Las madres modernas comparten los altibajos de la paternidad hogareña.

Introducción

Brian Kendall, Tamara Reynolds y Rebecca Stickler

El padre que se queda en casa: Suena como una idea para una comedia. Sin embargo, hay un grupo considerable…

Aunque no hay estadísticas exactas sobre el número de padres que eligen quedarse en casa para cuidar de sus hijos, James Levine, director del Proyecto de Paternidad del Instituto de Familias y Trabajo de la ciudad de Nueva York, calcula que la cifra es de alrededor de 300,000, y sigue creciendo, enfatiza. Pero mucho más interesante que el número de SAHDs (sí, incluso tienen su propio acrónimo) son las respuestas a por qué estos hombres están eligiendo esta línea de trabajo, por qué ahora, y lo que en última instancia significa para las familias.
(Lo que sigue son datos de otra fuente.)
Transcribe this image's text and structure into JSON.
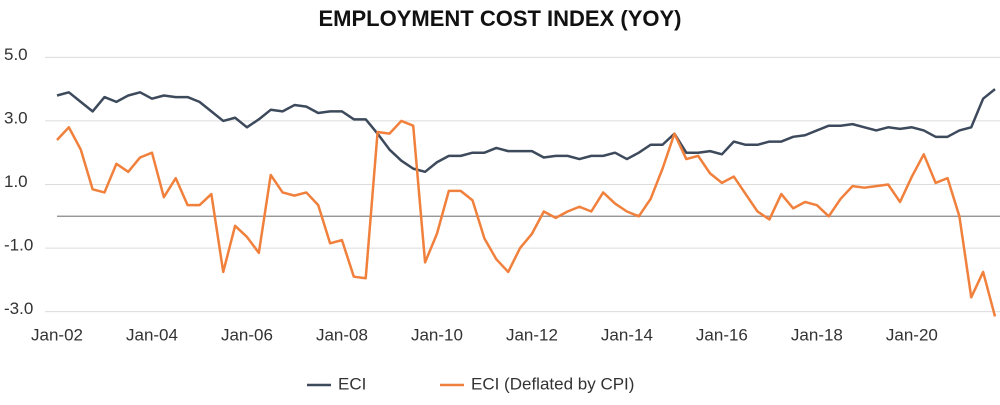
{
  "chart_data": {
    "type": "line",
    "title": "EMPLOYMENT COST INDEX (YOY)",
    "categories": [
      "Jan-02",
      null,
      null,
      null,
      null,
      null,
      null,
      null,
      "Jan-04",
      null,
      null,
      null,
      null,
      null,
      null,
      null,
      "Jan-06",
      null,
      null,
      null,
      null,
      null,
      null,
      null,
      "Jan-08",
      null,
      null,
      null,
      null,
      null,
      null,
      null,
      "Jan-10",
      null,
      null,
      null,
      null,
      null,
      null,
      null,
      "Jan-12",
      null,
      null,
      null,
      null,
      null,
      null,
      null,
      "Jan-14",
      null,
      null,
      null,
      null,
      null,
      null,
      null,
      "Jan-16",
      null,
      null,
      null,
      null,
      null,
      null,
      null,
      "Jan-18",
      null,
      null,
      null,
      null,
      null,
      null,
      null,
      "Jan-20",
      null,
      null,
      null,
      null,
      null,
      null,
      null
    ],
    "series": [
      {
        "name": "ECI",
        "color": "#3d4a5c",
        "values": [
          3.8,
          3.9,
          3.6,
          3.3,
          3.75,
          3.6,
          3.8,
          3.9,
          3.7,
          3.8,
          3.75,
          3.75,
          3.6,
          3.3,
          3.0,
          3.1,
          2.8,
          3.05,
          3.35,
          3.3,
          3.5,
          3.45,
          3.25,
          3.3,
          3.3,
          3.05,
          3.05,
          2.6,
          2.1,
          1.75,
          1.5,
          1.4,
          1.7,
          1.9,
          1.9,
          2.0,
          2.0,
          2.15,
          2.05,
          2.05,
          2.05,
          1.85,
          1.9,
          1.9,
          1.8,
          1.9,
          1.9,
          2.0,
          1.8,
          2.0,
          2.25,
          2.25,
          2.6,
          2.0,
          2.0,
          2.05,
          1.95,
          2.35,
          2.25,
          2.25,
          2.35,
          2.35,
          2.5,
          2.55,
          2.7,
          2.85,
          2.85,
          2.9,
          2.8,
          2.7,
          2.8,
          2.75,
          2.8,
          2.7,
          2.5,
          2.5,
          2.7,
          2.8,
          3.7,
          4.0
        ]
      },
      {
        "name": "ECI (Deflated by CPI)",
        "color": "#f0803c",
        "values": [
          2.4,
          2.8,
          2.1,
          0.85,
          0.75,
          1.65,
          1.4,
          1.85,
          2.0,
          0.6,
          1.2,
          0.35,
          0.35,
          0.7,
          -1.75,
          -0.3,
          -0.65,
          -1.15,
          1.3,
          0.75,
          0.65,
          0.75,
          0.35,
          -0.85,
          -0.75,
          -1.9,
          -1.95,
          2.65,
          2.6,
          3.0,
          2.85,
          -1.45,
          -0.55,
          0.8,
          0.8,
          0.5,
          -0.7,
          -1.35,
          -1.75,
          -1.0,
          -0.55,
          0.15,
          -0.05,
          0.15,
          0.3,
          0.15,
          0.75,
          0.4,
          0.15,
          0.0,
          0.55,
          1.5,
          2.6,
          1.8,
          1.9,
          1.35,
          1.05,
          1.25,
          0.7,
          0.15,
          -0.1,
          0.7,
          0.25,
          0.45,
          0.35,
          0.0,
          0.55,
          0.95,
          0.9,
          0.95,
          1.0,
          0.45,
          1.25,
          1.95,
          1.05,
          1.2,
          0.0,
          -2.55,
          -1.75,
          -3.15
        ]
      }
    ],
    "ylim": [
      -3.2,
      5.2
    ],
    "yticks": [
      {
        "value": 5,
        "label": "5.0"
      },
      {
        "value": 3,
        "label": "3.0"
      },
      {
        "value": 1,
        "label": "1.0"
      },
      {
        "value": -1,
        "label": "-1.0"
      },
      {
        "value": -3,
        "label": "-3.0"
      }
    ],
    "grid": true,
    "legend": "bottom"
  }
}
“La decisión es en gran parte una función de los tiempos”, dice el Dr. Robert Frank, profesor asistente de psicología en el Oakton Community College en Skokie, IL, y autor de Parenting Partners. “Dos razones surgen más: Esta generación de padres es más reacia a colocar a los niños en guarderías, y muchas esposas ganan más dinero que sus maridos.”
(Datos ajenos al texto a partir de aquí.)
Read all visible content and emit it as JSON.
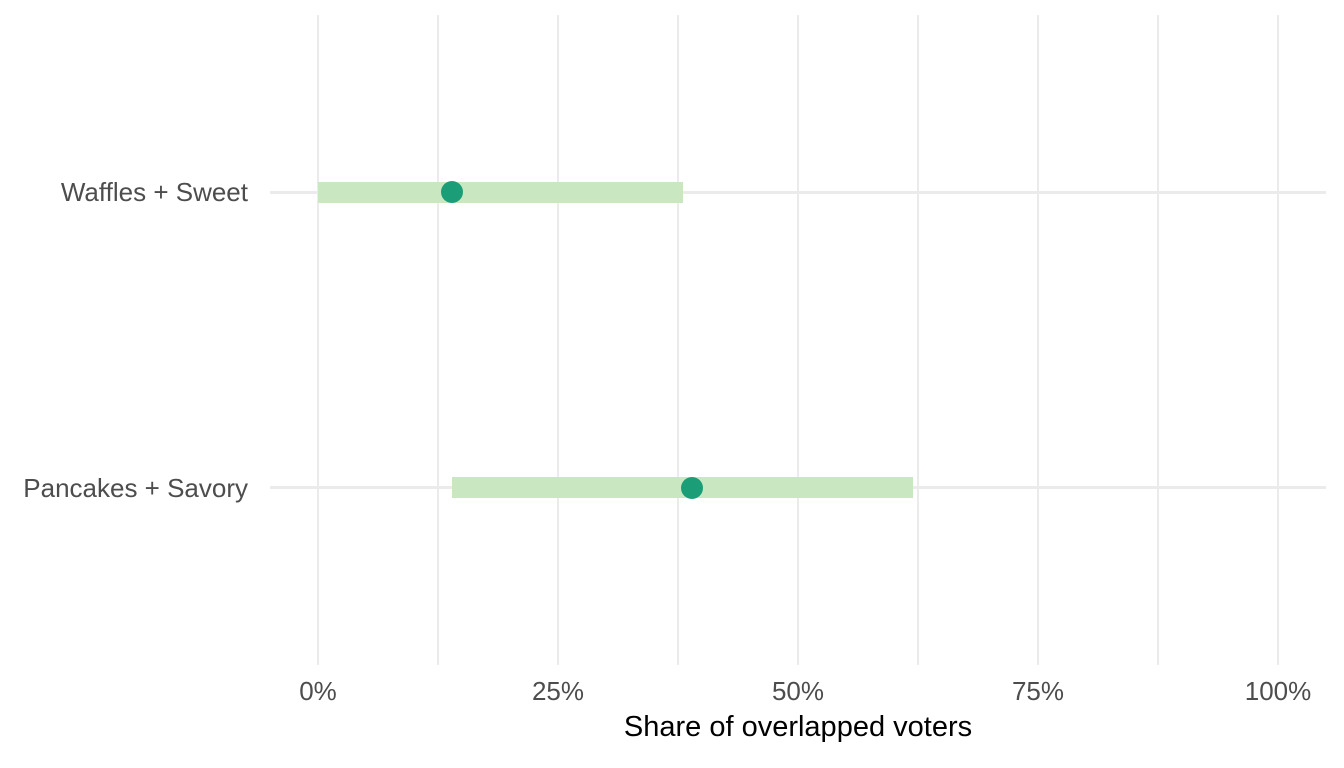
{
  "chart_data": {
    "type": "scatter",
    "subtype": "point-estimate with interval bars (dot + range)",
    "title": "",
    "xlabel": "Share of overlapped voters",
    "ylabel": "",
    "xlim": [
      0,
      100
    ],
    "x_major_ticks": [
      0,
      25,
      50,
      75,
      100
    ],
    "x_tick_labels": [
      "0%",
      "25%",
      "50%",
      "75%",
      "100%"
    ],
    "x_minor_ticks": [
      12.5,
      37.5,
      62.5,
      87.5
    ],
    "grid": "vertical major+minor gridlines, horizontal major gridline per row, no axis lines or tick marks",
    "legend": "none",
    "rows": [
      {
        "label": "Waffles + Sweet",
        "point": 14,
        "low": 0,
        "high": 38
      },
      {
        "label": "Pancakes + Savory",
        "point": 39,
        "low": 14,
        "high": 62
      }
    ]
  },
  "colors": {
    "interval_bar": "#c9e8c1",
    "point": "#1b9e77",
    "grid": "#ebebeb",
    "axis_text": "#4d4d4d",
    "axis_title": "#000000",
    "background": "#ffffff"
  }
}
Este arreglo no tradicional no está exento de sus ironías. Hace sólo 30 años, el movimiento feminista se unió en contra de la idea de que criar a los hijos era el único trabajo para las mujeres; se unieron a la fuerza laboral en masa, esforzándose por tener una carrera y una familia. Ahora que las mujeres, la mayoría de las cuales son madres trabajadoras, tienen una presencia significativa en el lugar de trabajo, cada vez más hombres, que tal vez vieron por lo que sus propias madres pasaron al tratar de “tenerlo todo”, están eligiendo la crianza de los hijos como una ocupación a tiempo completo.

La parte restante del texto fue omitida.